Mälardalen University

This course provides an understanding of automating software testing using program analysis with the goal of intelligently and algorithmically creating tests. The course covers search-based test generation, combinatorial and random testing while highlighting the challenges associated with the use of automatic test generation. You will learn: Understand algorithmic test generation techniques and their use in developer testing and continuous integration. Understand how to automatically generate test cases with assertions. Have a working knowledge and experience in static and dynamic generation of tests. Have an overview knowledge in search-based testing and the use of machine learning for test generation.

This course will teach you how to build convolutional neural networks. You will learn to design intelligent systems using deep learning for classification, annotation, and object recognition.

This course deals with model-based testing, a class of technologies shown to be effective and efficient in assessing the quality and correctness of large software systems. Throughout the course the participants will learn how to design and use model-based testing tools, how to create realistic models and how to use these models to automate the testing process in their organisation.

The rapid development of digital technologies and advances in communications have led to gigantic amounts of data with complex structures called ‘Big data’ being produced every day at exponential growth. The aim of this course is to give the student insights in fundamental concepts of machine learning with big data as well as recent research trends in the domain. The student will learn about problems and industrial challenges through domain-based case studies. Furthermore, the student will learn to use tools to develop systems using machine-learning algorithms in big data.

The aim of this course is to provide participants with the principles behind model-driven development of software systems and the application of such a methodology in practice. Modelling is an effective solution to reduce problem complexity and, as a consequence, to enhance time-to-market and properties of the final product.

The course will give insights in fundamental concepts of machine learning and actionable forecasting using predictive analytics. It will cover the key concepts to extract useful information and knowledge from big data sets for analytical modeling

In this course you will learn state-of-the-art statistical modelling for the purpose of analysing industrial data. The course also presents the basics of relational databases and data manipulation techniques needed to prepare the data for analysis.

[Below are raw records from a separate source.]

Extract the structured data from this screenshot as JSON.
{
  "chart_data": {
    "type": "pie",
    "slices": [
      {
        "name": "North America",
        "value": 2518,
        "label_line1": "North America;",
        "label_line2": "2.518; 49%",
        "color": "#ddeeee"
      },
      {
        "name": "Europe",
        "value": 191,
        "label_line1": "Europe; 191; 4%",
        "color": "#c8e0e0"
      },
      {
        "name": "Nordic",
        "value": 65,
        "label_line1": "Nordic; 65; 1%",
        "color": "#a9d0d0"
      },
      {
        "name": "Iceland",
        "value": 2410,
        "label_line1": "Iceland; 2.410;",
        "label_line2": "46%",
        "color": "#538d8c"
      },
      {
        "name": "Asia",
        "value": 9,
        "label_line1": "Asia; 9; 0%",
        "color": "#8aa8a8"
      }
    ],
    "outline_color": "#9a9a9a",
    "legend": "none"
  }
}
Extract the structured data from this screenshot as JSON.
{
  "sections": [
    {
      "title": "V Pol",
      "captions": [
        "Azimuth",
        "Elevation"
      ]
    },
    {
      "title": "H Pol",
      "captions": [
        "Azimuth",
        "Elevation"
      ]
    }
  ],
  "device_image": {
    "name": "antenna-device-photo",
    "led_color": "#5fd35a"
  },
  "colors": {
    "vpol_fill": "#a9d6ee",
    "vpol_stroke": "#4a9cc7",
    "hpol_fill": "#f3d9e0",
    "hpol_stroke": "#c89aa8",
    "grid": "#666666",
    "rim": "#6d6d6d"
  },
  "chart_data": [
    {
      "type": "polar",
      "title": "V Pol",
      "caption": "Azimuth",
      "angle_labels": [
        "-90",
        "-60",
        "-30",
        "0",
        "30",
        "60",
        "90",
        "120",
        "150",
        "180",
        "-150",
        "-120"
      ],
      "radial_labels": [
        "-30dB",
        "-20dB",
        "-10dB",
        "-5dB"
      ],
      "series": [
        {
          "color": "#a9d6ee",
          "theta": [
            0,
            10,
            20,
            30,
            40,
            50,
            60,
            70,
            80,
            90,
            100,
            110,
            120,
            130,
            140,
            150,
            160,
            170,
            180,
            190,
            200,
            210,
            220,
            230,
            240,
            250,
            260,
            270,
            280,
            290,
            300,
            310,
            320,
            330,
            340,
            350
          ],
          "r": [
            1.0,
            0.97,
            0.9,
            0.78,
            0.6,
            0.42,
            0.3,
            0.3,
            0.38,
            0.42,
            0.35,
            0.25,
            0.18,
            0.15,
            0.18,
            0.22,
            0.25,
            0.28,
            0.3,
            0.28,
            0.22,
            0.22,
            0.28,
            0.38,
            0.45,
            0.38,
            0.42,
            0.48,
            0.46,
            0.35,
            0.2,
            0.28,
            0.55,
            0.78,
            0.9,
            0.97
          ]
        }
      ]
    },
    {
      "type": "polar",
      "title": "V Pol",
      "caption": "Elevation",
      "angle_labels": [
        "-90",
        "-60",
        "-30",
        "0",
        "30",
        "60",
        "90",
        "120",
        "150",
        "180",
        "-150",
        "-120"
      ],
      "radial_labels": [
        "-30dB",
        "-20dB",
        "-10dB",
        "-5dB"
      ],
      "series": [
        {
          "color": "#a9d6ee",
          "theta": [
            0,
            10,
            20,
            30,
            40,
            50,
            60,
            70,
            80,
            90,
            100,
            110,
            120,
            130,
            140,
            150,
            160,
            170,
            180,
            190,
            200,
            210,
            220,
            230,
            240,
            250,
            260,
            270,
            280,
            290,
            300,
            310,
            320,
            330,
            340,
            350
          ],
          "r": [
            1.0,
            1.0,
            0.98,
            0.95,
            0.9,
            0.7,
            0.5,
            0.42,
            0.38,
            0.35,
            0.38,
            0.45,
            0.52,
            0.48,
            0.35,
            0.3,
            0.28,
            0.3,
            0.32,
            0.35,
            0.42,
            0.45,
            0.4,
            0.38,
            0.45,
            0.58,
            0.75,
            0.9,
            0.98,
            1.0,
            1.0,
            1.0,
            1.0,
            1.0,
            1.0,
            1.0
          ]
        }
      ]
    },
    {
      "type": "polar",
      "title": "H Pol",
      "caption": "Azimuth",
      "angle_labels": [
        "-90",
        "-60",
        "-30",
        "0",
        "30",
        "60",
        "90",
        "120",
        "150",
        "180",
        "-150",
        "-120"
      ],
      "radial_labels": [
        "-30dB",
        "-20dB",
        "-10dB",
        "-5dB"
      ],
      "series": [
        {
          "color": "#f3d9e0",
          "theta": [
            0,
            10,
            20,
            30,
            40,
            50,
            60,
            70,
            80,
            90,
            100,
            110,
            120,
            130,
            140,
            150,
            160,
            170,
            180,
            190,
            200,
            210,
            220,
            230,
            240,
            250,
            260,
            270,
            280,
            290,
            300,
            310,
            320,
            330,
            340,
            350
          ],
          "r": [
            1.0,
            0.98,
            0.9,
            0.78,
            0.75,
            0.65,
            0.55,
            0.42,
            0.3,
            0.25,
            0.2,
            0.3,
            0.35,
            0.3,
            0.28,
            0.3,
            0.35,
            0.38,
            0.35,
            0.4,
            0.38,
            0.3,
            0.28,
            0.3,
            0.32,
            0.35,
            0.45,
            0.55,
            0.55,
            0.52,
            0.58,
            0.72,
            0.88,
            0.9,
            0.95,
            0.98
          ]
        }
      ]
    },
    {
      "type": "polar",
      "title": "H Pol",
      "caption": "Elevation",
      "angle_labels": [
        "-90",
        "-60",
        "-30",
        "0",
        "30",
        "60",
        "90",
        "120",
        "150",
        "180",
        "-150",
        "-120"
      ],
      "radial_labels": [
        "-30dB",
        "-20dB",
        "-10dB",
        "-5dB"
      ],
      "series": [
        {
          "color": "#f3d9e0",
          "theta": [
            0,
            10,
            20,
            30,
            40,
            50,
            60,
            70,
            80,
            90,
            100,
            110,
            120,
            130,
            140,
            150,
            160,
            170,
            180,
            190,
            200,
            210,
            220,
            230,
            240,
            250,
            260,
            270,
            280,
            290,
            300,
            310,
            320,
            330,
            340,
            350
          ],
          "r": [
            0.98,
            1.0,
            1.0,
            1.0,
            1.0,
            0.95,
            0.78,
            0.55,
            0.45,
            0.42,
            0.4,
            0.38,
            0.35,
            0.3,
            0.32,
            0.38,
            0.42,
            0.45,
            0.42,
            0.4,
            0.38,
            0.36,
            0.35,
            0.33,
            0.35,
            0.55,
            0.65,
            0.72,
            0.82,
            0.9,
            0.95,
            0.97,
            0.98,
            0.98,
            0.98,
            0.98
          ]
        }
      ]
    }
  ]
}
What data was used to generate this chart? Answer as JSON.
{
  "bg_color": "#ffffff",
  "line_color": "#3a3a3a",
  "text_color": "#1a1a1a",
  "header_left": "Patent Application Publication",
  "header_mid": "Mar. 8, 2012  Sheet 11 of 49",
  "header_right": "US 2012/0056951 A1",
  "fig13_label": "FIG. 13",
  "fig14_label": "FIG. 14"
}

This course makes you acquainted with the concept of systems-of-systems (SoS), which means that independent systems are collaborating. It gives you an understanding why SoS is an important topic in the current digitalisation and provides a theoretical and practical foundation for understanding important characteristics of SoS. It also gives you a deeper knowledge in a number of key concerns that need to be considered when engineering SoS. Admitted students may join the course any time between September 2 and October 6, 2024. With the recommended study pace of 25%, the course would take approximate seven calendar weeks to complete. Higher or lower study pace is possible as long as the course is finished no later than January 19, 2025.

The purpose is to give the students an overview of issues and methods for development and assurance of safety-critical software, including details of selected technologies, methods and tools. The course includes four modules: Introduction to functional safety; knowledge that give increased understanding of the relationship between Embedded systems / safety-critical system / accidents / complexity / development models (development lifecycle models) / certification / “the safety case”. Analysis and modelling methods; review of analysis and modelling techniques for the development of safety-critical systems. Verification and validation of safety critical software, methods and activities to perform verification and validation. Architectures for safety critical systems. Safety as a design constraint.  

The aim of this course is to give students insight about certification and about what it means to certify/self-assess safety- critical systems with focus on software system and to create a safety case, including a multi-concern perspective when needed and reuse opportunities, when appropriate.

This course provides an understanding of the fundamental problems in software testing, as well as solid foundation in the practical methods and tools for a systematic state-of-the-art approach to testing of software.

Do you want to be efficient, effective and minimize waste by learning and implementing lean production tools? This course provides insight into the demands and challenges posed by competitive production in industrial production systems and develops your ability to participate in and to drive improvement work. The course focuses on efficient lean production. Through theory and project work, you will learn useful techniques, methods and strategies. You will obtain the necessary knowledge and training to carry out value stream mapping and other forms of improvement work. The course offers current and competitive knowledge through its close links with our successful research and partner companies. It provides basic knowledge and understanding of the modern view of lean production in industrial activity.